Make a parser ignore all redundant whitespace

Say I have a Parser p in Parsec and I want to specify that I want to ignore all superfluous/redundant white space in p. Let's for example say that I define a list as starting with "[", end with "]", and in the list are integers separated by white space. But I don't want any errors if there are white space in front of the "[", after the "]", in between the "[" and the first integer, and so on.

In my case, I want this to work for my parser for a toy programming language.

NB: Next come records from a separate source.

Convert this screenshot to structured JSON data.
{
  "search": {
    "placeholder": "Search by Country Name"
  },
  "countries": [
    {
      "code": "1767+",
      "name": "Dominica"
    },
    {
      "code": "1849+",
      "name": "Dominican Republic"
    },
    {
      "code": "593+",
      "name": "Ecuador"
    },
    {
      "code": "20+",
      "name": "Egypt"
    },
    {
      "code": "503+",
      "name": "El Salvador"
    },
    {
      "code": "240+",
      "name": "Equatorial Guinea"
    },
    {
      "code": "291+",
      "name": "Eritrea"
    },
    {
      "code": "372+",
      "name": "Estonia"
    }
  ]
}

I will update with code if that is requested/necessary.

Solution

Use combinators to say what you mean:

import Control.Applicative
import Text.Parsec
import Text.Parsec.String

program :: Parser [[Int]]
program = spaces *> many1 term <* eof

term :: Parser [Int]
term = list

list :: Parser [Int]
list = between listBegin listEnd (number `sepBy` listSeparator)

listBegin, listEnd, listSeparator :: Parser Char
listBegin = lexeme (char '[')
listEnd = lexeme (char ']')
listSeparator = lexeme (char ',')

lexeme :: Parser a -> Parser a
lexeme parser = parser <* spaces

number :: Parser Int
number = lexeme $ do
  digits <- many1 digit
  return (read digits :: Int)

Try it out:

λ :l Parse.hs
Ok, modules loaded: Main.
λ parseTest program " [1, 2, 3] [4, 5, 6] "
[[1,2,3],[4,5,6]]

This lexeme combinator takes a parser and allows arbitrary whitespace after it. Then you only need to use lexeme around the primitive tokens in your language such as listSeparator and number.

Alternatively, you can parse the stream of characters into a stream of tokens, then parse the stream of tokens into a parse tree. That way, both the lexer and parser can be greatly simplified. It’s only worth doing for larger grammars, though, where maintainability is a concern; and you have to use some of the lower-level Parsec API such as tokenPrim.